Securing the Distributor
The following replication agents connect to the Distributor: the Log Reader Agent, Snapshot Agent, Queue Reader Agent, Distribution Agent, and Merge Agent. It is important to provide an appropriate login for each of these agents while following the principle of granting the minimal rights necessary and also protecting the storage of all passwords:
For information about managing logins and passwords, see Managing Logins and Passwords in Replication.
For detailed information about the permissions required for each agent, see Replication Agent Security Model.
In addition to managing logins and passwords appropriately, it is important to understand the role of the repl_distributor remote server link and the distributor_admin account.
Securing the Connection from the Publisher to the Distributor
To support the communication necessary when administrative stored procedures execute at the Publisher and update information at the Distributor, replication automatically configures the remote server repl_distributor. The repl_distributor remote server entry is used for communication to the distribution database regardless of whether the distribution database is contained within the Publisher instance (a local Distributor) or resides within a remote SQL Server instance (a remote Distributor).
When the distribution database is contained on a local instance, a random password is generated and configured automatically. When the distribution database is located on a remote instance, the administrator configures a shared password during setup of the Publisher and Distributor; this password is then used to provide authentication of traffic that traverses the repl_distributor link.
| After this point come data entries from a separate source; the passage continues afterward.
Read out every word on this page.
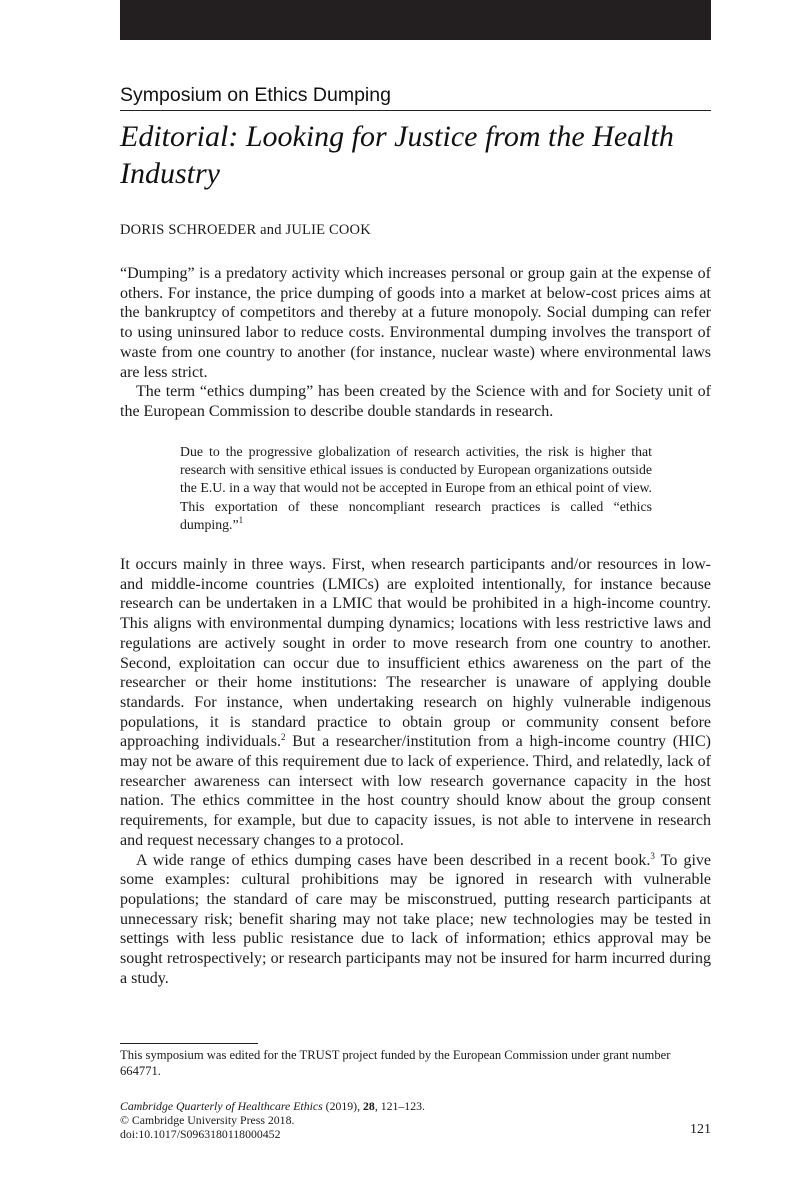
Symposium on Ethics Dumping
Editorial: Looking for Justice from the Health Industry
DORIS SCHROEDER and JULIE COOK

“Dumping” is a predatory activity which increases personal or group gain at the expense of others. For instance, the price dumping of goods into a market at below-cost prices aims at the bankruptcy of competitors and thereby at a future monopoly. Social dumping can refer to using uninsured labor to reduce costs. Environmental dumping involves the transport of waste from one country to another (for instance, nuclear waste) where environmental laws are less strict.

The term “ethics dumping” has been created by the Science with and for Society unit of the European Commission to describe double standards in research.

Due to the progressive globalization of research activities, the risk is higher that research with sensitive ethical issues is conducted by European organizations outside the E.U. in a way that would not be accepted in Europe from an ethical point of view. This exportation of these noncompliant research practices is called “ethics dumping.”$^1$

It occurs mainly in three ways. First, when research participants and/or resources in low- and middle-income countries (LMICs) are exploited intentionally, for instance because research can be undertaken in a LMIC that would be prohibited in a high-income country. This aligns with environmental dumping dynamics; locations with less restrictive laws and regulations are actively sought in order to move research from one country to another. Second, exploitation can occur due to insufficient ethics awareness on the part of the researcher or their home institutions: The researcher is unaware of applying double standards. For instance, when undertaking research on highly vulnerable indigenous populations, it is standard practice to obtain group or community consent before approaching individuals.$^2$ But a researcher/institution from a high-income country (HIC) may not be aware of this requirement due to lack of experience. Third, and relatedly, lack of researcher awareness can intersect with low research governance capacity in the host nation. The ethics committee in the host country should know about the group consent requirements, for example, but due to capacity issues, is not able to intervene in research and request necessary changes to a protocol.

A wide range of ethics dumping cases have been described in a recent book.$^3$ To give some examples: cultural prohibitions may be ignored in research with vulnerable populations; the standard of care may be misconstrued, putting research participants at unnecessary risk; benefit sharing may not take place; new technologies may be tested in settings with less public resistance due to lack of information; ethics approval may be sought retrospectively; or research participants may not be insured for harm incurred during a study.

This symposium was edited for the TRUST project funded by the European Commission under grant number 664771.
Cambridge Quarterly of Healthcare Ethics (2019), 28, 121–123.
© Cambridge University Press 2018.
doi:10.1017/S0963180118000452	121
The Distributor uses the repl_distributor remote server entry to verify that the calling server is configured as a Publisher at the Distributor, validates the password supplied by the Publisher, and validates that the stored procedure is a replication stored procedure during execution.
The password configured for the repl_distributor remote server entry during setup is associated with a SQL Server login, distributor_admin, which is added to the sysadmin fixed server role at the Distributor. The distributor_admin login is used by replication stored procedures when connecting to the Distributor.
Do not change the password for the distributor_admin manually. Always use the sp_changedistributor_password stored procedure, or the Distributor Properties or Update Replication Passwords dialog boxes in SQL Server Management Studio, because password changes are then applied to local publications automatically. For information, see Setting Logins and Passwords When Configuring the Distributor.